According to Uma Naidoo, nutrition and vitamins can change your life. Naidoo is a Harvard-trained nutritional psychiatrist. I would never have bought her book if I hadn’t first witnessed the power of vitamin supplements in my life with schizoaffective disorder:

Several months ago I started a health shake, and it was helpful. However, when I ran out of the shake I bought the main vitamin it contains, B12, and did even better than I had originally on just the shake. I just published a post on my personal blog about how it helped my negative symptoms of psychosis, and another one on how I’m committed to staying on my medicine even though I’m symptom-free.

Apparently, B12, B9, and B6 are essential for schizophrenia. Particularly B12. I also take B3, fish oil (omega 3), and vitamin E. Those vitamins supposedly help with medication side effects. Taking B3 needs care because too much can prove toxic.

Naidoo’s book contains more than just information on B12 and schizophrenia/schizoaffective disorder. The book is not just about serious mental illnesses. As its full title suggests–This is Your Brain on Food: An Indispensable Guide to the Surprising Foods that Fight Depression, Anxiety, PTSD, OCD, ADHD, and More–the book covers a tons of diagnoses and ailments.

A Holistic Approach

I can’t recommend this book highly enough, and for all mental health conditions. Again, it is not just about schizophrenia and bipolar disorder.

I also like that Naidoo takes a stand against red meat, though the book’s “most helpful” review on Amazon is negative, written by a pro-red-meat reviewer. It takes courage to write against the red meat industry nowadays. Oprah was sued decades ago for saying she wouldn’t eat burgers anymore. It seems like the harassment will never end.
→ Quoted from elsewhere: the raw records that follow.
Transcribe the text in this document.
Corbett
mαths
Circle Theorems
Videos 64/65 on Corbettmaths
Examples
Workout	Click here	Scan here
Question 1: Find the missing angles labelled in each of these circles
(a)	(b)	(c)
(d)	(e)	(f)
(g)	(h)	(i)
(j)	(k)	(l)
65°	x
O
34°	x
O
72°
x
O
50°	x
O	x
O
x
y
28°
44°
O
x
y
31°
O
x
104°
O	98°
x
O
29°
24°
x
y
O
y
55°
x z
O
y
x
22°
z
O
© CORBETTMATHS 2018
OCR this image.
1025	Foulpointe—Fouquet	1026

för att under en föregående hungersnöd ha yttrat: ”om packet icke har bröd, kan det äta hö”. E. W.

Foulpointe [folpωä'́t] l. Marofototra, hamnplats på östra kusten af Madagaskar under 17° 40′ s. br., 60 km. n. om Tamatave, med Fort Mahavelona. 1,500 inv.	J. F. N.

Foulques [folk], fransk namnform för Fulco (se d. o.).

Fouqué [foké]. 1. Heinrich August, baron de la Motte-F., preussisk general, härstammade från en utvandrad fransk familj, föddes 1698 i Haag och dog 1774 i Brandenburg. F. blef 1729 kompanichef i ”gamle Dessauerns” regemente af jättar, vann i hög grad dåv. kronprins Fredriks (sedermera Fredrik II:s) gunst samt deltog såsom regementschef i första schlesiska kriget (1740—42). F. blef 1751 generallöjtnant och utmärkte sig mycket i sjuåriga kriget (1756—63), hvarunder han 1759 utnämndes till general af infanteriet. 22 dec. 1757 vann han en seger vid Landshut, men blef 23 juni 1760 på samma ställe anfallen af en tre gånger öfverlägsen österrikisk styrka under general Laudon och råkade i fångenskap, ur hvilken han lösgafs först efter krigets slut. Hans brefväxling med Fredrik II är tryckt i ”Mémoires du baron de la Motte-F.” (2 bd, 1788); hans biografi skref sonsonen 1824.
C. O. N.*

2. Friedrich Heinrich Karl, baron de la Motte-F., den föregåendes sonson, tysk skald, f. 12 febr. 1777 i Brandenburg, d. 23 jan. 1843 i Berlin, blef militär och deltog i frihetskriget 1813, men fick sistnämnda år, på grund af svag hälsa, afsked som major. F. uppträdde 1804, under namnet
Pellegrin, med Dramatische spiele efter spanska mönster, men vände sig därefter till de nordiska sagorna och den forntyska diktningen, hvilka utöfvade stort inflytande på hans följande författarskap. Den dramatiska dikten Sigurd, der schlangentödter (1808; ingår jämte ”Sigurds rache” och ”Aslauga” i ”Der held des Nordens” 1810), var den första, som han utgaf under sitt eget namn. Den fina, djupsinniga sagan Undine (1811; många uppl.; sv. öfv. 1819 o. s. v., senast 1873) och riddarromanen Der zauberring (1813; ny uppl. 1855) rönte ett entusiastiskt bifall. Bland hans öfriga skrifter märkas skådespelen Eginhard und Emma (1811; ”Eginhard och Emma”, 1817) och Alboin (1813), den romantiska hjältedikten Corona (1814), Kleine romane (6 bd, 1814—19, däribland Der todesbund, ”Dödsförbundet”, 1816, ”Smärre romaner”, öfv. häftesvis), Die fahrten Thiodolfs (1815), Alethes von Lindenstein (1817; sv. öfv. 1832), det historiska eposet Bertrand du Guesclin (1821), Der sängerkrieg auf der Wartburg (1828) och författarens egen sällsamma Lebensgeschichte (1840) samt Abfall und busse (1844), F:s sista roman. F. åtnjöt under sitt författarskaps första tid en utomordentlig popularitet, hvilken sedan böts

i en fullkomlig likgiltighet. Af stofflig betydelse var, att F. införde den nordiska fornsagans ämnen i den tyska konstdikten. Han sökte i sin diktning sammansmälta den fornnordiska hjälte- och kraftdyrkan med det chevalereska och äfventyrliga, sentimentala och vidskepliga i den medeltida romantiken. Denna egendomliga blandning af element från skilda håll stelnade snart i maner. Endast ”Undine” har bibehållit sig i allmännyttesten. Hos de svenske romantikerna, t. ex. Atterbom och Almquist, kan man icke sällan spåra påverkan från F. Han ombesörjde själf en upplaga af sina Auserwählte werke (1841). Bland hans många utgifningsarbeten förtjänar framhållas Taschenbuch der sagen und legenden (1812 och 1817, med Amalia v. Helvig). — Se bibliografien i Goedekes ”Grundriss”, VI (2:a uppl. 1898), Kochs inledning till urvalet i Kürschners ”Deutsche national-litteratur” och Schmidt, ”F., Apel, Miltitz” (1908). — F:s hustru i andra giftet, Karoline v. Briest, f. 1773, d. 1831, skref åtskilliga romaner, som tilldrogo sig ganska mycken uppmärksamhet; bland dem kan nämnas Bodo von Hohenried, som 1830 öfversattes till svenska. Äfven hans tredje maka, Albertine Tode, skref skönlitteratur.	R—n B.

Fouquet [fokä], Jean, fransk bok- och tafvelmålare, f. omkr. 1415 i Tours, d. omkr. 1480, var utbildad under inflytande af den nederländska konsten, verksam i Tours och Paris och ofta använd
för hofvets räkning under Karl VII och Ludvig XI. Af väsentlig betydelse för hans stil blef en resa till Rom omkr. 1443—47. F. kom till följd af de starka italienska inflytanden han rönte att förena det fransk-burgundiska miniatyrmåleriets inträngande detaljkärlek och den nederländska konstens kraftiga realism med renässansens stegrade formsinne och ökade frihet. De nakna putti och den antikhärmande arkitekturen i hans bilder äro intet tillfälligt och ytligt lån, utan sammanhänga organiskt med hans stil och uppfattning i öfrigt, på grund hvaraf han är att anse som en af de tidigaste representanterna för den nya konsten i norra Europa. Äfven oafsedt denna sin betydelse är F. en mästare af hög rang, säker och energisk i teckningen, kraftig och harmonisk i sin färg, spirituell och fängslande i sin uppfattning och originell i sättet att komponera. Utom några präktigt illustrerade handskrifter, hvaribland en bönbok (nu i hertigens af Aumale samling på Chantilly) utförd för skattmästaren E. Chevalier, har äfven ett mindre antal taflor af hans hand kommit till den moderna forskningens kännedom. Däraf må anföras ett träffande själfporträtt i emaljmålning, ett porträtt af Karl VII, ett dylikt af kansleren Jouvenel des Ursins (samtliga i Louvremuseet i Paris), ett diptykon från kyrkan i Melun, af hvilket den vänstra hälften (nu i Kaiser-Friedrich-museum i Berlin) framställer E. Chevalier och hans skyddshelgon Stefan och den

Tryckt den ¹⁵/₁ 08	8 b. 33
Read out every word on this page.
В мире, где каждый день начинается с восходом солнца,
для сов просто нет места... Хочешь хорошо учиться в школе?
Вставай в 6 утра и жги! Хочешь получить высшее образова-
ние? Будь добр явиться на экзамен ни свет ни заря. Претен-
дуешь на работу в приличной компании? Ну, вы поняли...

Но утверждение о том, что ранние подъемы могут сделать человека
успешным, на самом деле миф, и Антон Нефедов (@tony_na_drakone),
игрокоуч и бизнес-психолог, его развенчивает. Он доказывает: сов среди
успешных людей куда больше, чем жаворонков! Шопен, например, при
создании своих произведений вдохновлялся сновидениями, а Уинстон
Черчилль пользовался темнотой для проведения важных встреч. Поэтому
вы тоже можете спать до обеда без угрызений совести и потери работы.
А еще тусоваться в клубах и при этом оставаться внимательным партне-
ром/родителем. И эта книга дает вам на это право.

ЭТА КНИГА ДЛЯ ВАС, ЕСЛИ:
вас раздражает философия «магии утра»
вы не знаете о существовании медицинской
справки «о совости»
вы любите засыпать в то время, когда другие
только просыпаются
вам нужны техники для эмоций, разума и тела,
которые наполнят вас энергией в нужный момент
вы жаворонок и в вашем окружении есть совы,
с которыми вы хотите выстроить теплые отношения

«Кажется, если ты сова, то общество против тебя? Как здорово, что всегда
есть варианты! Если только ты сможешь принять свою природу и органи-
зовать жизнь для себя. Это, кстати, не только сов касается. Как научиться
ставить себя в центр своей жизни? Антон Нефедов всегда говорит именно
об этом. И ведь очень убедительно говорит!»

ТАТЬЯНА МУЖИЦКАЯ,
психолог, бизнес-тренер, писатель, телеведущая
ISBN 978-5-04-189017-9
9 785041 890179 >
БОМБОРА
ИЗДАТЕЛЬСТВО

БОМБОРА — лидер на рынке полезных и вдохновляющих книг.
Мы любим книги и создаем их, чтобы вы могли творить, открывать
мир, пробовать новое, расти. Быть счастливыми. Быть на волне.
Naidoo is a psychiatrist whose work I hope will inspire other psychiatrists to be attentive to the fact that food is medicine, and that sometimes we eat our way into our mental health problems. And that, perhaps, we can eat and supplement our way out of them–with professional supervision. She encourages medicine, as well. She is integrative.

I continue to faithfully take my antipsychotic, mood stabilizer, and anti-depressant. But when paired with the supplements, I feel like I don’t even have a mental illness. Naidoo is careful to state that medical science and traditional psychiatry still have their place. But again, argues that nutrition and vitamins can change your life.